BS Computer Science and Communication Design (2017)
REU Participant (2015)
Abstract: Human-Robot Interaction (HRI) is a relatively young field, however it is growing rapidly. This field is expanding beyond academic communities as more people are exposed to robots in their everyday lives such as robotic toys and household appliances. Robots are being studied and developed for real-world applications such as educational or health care purposes. To further this technological development, we designed an experiment to determine the effect instructions can have on an individual’s performance and interaction with an AR Drone 2.0. We hypothesize that the instructions will significantly change how they pilot the AR Drone 2.0. First, participants went through a brief training session on how to fly the unmanned aircraft system (UAS). Then, we split the participants into two groups based on different instructions and alternated between the two instruction sets for every other participant. We told one group the UAS was an inexpensive toy and the other that it was an expensive piece of research equipment. We told both groups to fly the UAS as quickly as possible without hitting any of the obstacles. Then participants flew the UAS through a specified obstacle course. The obstacle course featured flying to the right of a pole, then flying through and to the right of a hula-hoop and finally flying around the left side of the first pole before landing in a green square. We examined the time and accuracy of flying the UAS. After the course, participants answered a short survey that included questions about individuals’ age, gender, experience with a UAS, experience with video games, and thoughts during the experiment such as nervousness and belief of the value of the UAS. Experiments are ongoing at the time of this abstract submission, thus we cannot draw any conclusions yet.

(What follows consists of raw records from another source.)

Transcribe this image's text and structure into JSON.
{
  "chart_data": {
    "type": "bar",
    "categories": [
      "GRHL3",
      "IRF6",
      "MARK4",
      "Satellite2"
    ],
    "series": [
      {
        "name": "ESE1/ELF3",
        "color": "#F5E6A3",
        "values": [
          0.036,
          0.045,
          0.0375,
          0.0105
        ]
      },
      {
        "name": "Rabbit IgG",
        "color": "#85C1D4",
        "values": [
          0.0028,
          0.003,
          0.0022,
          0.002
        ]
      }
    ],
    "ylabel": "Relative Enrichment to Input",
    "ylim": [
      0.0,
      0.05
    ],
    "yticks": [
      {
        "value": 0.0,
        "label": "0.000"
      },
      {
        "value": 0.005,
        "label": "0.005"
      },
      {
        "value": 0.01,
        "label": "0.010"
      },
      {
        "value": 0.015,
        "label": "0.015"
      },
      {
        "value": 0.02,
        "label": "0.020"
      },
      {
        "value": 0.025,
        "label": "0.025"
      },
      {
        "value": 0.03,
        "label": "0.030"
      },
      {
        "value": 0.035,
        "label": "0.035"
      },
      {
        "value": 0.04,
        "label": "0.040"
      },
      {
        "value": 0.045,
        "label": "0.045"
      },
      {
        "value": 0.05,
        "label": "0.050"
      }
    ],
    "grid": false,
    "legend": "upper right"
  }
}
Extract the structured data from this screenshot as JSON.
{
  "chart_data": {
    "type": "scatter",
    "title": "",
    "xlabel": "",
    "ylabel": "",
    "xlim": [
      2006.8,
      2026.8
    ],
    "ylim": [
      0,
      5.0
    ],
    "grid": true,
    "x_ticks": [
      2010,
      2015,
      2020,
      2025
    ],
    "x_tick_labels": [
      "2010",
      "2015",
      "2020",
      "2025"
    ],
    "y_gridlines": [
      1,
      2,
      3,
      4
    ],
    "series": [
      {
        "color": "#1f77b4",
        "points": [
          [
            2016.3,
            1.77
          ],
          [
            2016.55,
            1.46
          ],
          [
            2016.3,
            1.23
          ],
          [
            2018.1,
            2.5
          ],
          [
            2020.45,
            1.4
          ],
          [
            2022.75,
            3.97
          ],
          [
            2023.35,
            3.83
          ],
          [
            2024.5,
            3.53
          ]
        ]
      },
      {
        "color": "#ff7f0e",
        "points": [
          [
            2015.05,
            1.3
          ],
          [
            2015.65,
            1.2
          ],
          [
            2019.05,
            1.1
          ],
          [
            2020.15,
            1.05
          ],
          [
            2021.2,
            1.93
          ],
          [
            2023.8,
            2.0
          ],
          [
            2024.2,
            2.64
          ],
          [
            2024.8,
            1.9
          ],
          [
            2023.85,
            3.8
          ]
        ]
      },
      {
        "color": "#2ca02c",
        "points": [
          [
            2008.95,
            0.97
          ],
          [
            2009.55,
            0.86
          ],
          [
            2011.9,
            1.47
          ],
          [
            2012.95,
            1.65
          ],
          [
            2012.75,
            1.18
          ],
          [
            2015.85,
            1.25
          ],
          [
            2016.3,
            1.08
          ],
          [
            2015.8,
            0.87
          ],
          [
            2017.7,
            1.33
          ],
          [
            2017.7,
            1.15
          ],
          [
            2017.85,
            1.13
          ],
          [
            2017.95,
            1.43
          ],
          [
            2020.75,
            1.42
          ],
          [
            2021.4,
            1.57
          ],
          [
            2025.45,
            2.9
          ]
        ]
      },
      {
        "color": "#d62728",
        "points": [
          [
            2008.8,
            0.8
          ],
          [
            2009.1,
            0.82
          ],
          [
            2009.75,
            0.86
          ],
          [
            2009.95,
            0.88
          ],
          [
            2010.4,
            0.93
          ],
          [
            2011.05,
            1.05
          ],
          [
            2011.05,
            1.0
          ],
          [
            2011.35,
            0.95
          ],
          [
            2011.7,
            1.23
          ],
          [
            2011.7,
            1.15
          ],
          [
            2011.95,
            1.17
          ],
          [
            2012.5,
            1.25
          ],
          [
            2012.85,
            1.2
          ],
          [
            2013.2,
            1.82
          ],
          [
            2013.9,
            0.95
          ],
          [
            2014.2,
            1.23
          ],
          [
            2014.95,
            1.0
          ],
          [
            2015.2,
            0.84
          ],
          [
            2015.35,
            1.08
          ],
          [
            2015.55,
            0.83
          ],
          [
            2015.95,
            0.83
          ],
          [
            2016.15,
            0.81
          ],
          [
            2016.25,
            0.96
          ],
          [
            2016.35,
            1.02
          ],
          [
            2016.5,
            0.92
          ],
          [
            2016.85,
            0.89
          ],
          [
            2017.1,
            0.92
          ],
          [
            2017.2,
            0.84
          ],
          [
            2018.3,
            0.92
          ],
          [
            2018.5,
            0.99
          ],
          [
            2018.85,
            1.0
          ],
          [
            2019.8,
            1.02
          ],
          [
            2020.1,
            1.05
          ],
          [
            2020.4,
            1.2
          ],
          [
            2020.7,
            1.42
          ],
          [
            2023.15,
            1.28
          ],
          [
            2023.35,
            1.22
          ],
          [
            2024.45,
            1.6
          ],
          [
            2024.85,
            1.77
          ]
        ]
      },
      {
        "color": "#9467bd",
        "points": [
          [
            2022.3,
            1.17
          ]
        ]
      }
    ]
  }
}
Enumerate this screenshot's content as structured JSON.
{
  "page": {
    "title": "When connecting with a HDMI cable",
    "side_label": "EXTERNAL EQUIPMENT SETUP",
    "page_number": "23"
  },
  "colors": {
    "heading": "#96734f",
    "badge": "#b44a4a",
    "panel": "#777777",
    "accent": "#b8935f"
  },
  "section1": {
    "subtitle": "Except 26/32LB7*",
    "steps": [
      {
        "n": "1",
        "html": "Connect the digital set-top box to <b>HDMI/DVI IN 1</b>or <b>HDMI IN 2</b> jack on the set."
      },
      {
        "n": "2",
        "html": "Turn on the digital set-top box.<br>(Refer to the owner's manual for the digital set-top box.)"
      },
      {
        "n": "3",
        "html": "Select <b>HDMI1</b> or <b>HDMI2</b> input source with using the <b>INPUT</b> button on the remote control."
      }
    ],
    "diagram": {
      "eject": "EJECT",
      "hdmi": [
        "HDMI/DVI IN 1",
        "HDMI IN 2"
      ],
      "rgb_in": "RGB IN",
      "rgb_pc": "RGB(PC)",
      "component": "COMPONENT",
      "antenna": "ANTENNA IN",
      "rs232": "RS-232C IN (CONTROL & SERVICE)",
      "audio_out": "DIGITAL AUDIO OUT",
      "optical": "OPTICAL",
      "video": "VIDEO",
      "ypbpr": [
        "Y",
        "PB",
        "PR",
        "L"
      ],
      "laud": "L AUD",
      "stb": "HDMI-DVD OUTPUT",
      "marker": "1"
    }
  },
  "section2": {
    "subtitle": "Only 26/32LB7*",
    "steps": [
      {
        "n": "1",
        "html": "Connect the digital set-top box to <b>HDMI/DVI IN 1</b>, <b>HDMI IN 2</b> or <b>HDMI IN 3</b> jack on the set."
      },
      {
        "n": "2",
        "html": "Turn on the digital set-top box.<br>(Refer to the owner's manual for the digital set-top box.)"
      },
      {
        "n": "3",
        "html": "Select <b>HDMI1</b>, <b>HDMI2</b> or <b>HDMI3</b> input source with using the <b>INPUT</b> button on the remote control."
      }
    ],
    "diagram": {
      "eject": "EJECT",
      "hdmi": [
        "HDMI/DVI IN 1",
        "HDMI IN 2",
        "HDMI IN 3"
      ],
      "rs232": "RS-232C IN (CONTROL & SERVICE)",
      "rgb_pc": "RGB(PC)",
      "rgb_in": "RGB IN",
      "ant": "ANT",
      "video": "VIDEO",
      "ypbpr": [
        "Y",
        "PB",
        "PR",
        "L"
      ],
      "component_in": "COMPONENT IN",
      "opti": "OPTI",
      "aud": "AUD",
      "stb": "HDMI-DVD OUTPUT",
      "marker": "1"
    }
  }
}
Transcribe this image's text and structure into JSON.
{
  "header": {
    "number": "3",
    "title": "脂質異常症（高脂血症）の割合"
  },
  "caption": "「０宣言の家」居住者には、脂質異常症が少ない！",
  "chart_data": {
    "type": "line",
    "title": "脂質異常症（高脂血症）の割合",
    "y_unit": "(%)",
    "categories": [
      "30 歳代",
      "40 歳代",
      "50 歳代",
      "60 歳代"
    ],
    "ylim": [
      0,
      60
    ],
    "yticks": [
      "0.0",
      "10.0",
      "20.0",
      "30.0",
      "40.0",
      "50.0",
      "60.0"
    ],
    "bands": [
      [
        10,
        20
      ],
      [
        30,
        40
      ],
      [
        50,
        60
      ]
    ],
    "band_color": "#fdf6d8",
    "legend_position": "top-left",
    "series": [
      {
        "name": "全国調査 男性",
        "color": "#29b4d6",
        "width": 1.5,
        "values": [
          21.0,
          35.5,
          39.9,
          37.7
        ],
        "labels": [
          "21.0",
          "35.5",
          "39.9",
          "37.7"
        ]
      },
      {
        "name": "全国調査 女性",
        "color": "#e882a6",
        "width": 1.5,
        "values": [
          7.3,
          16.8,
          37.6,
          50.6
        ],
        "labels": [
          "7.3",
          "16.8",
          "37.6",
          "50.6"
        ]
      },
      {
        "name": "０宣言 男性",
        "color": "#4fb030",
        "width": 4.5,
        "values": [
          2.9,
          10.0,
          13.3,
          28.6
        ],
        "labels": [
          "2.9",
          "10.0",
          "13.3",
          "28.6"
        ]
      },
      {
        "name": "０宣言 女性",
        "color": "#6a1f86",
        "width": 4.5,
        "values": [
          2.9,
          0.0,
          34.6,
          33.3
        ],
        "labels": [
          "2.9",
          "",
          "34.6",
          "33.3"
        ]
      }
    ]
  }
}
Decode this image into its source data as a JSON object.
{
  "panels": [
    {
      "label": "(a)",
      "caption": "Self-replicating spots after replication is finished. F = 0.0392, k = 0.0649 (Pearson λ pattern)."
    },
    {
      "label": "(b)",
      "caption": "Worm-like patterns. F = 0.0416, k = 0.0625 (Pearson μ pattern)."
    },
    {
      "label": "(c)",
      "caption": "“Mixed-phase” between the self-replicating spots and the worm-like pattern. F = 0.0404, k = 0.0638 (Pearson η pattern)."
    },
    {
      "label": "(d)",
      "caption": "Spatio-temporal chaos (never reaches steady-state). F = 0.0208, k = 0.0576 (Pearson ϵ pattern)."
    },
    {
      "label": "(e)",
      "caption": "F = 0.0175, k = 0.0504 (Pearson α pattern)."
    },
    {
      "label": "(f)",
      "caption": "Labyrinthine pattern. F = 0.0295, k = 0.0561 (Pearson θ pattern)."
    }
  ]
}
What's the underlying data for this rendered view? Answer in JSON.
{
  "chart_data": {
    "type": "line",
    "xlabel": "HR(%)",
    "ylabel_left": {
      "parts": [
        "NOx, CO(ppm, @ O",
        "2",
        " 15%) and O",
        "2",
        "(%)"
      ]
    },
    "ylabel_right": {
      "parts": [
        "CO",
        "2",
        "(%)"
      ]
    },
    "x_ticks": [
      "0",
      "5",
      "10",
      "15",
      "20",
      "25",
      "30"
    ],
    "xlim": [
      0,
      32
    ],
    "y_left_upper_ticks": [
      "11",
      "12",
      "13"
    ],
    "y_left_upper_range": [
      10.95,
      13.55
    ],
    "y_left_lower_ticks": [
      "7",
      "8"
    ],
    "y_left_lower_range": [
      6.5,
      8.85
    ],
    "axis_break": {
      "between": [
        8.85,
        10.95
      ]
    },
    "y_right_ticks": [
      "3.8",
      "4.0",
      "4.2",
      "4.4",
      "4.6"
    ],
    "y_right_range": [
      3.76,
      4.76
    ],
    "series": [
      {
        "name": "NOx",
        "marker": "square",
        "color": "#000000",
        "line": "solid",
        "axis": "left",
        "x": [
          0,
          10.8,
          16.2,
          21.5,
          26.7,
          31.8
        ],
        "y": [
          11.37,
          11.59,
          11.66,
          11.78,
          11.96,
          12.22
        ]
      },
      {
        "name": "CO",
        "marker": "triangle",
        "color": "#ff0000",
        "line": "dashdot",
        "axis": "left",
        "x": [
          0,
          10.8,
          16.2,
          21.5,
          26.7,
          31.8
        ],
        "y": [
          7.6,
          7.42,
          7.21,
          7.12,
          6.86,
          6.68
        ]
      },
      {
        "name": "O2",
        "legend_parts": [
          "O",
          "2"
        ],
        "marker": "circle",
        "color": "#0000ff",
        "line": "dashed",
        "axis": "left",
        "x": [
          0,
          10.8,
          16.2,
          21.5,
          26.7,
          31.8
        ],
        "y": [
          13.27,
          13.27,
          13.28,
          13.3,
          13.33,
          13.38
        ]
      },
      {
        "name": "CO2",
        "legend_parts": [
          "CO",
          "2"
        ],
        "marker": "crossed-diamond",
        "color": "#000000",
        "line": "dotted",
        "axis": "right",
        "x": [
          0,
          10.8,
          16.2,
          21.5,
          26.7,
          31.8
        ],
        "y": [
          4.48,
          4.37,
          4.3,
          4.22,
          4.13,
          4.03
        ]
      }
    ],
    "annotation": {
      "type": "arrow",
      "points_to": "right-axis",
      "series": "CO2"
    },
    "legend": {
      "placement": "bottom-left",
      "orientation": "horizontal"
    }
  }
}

BS Mechanical Engineering (2017)
Washington State University
REU Participant (2015)
Abstract: Laser power beaming is the method of charging devices by transmitting energy via the high density light of a laser. This project focuses on using this technology to power sensors in smart homes in order to eliminate the need for wired connections and the replacement of batteries. Instead, the sensors can be charged remotely. The system involves two major parts: the base and the receiver. The base houses the camera, computer system, low-power visible laser, high-power near infrared laser, and beam directing mirrors powered by small motors. The receiver’s main component is the silicon based vertical-multijunction photovolatic cells designed for high light concentrations and high voltage outputs. These cells are centered between two LED lights for positioning and are part of a circuit connected to a capacitor for storing the acquired energy. To charge, the camera first locates the visible laser and LEDs, signals the motors, and lines the laser up with the midpoint of the LEDs, targeting the receiving cells. Once in place, the visible laser is dismissed while the near infrared laser powers on and begins transmitting energy. By our calculations, this system has the capability to charge sensors within smart homes. With minor alterations, it could be used for many other purposes as well, whether stationary objects or moving targets are involved. Over 10 million iRobot Roombas have been purchased worldwide, and in the future, this home charging system could be integrated into a similar autonomous multipurpose robot.
In this project, a quadcopter (quad-rotor helicopter) is used to showcase how data can be interpreted into a set of functions that make a corrected autonomous flight. The quadcopter has a built-in camera that has been programmed to work as a tracking system in places where navigation systems are not accessible. However, this project is still in progress. At the moment, the work in the tracking system is done, and we can detect objects up to 25 feet away.
Presented during WSU Showcase for Undergraduate Research and Creative Activities (SURCA) 2014
Abstract: The AR Drone, created by Parrot, that I am using originally doesn’t have an autonomous flying mode where the quadcopter can follow something and maintain the same distance at all times. We use image processing to change the default video feed of the AR Drone to black and white. An object’s color will be changed to white if it is the object we want the quadcopter to follow, while all other objects with different colors will changed to black in the camera image. Using the white pixels in the image, we will have the quadcopter focus toward the (approximate) middle of the pixels. Then, we will use the measurements of the camera image to create a ratio of white pixels to overall pixels in the image. This ratio is what will maintain a distance because the quadcopter will be programmed to move to obtain that ratio at all times.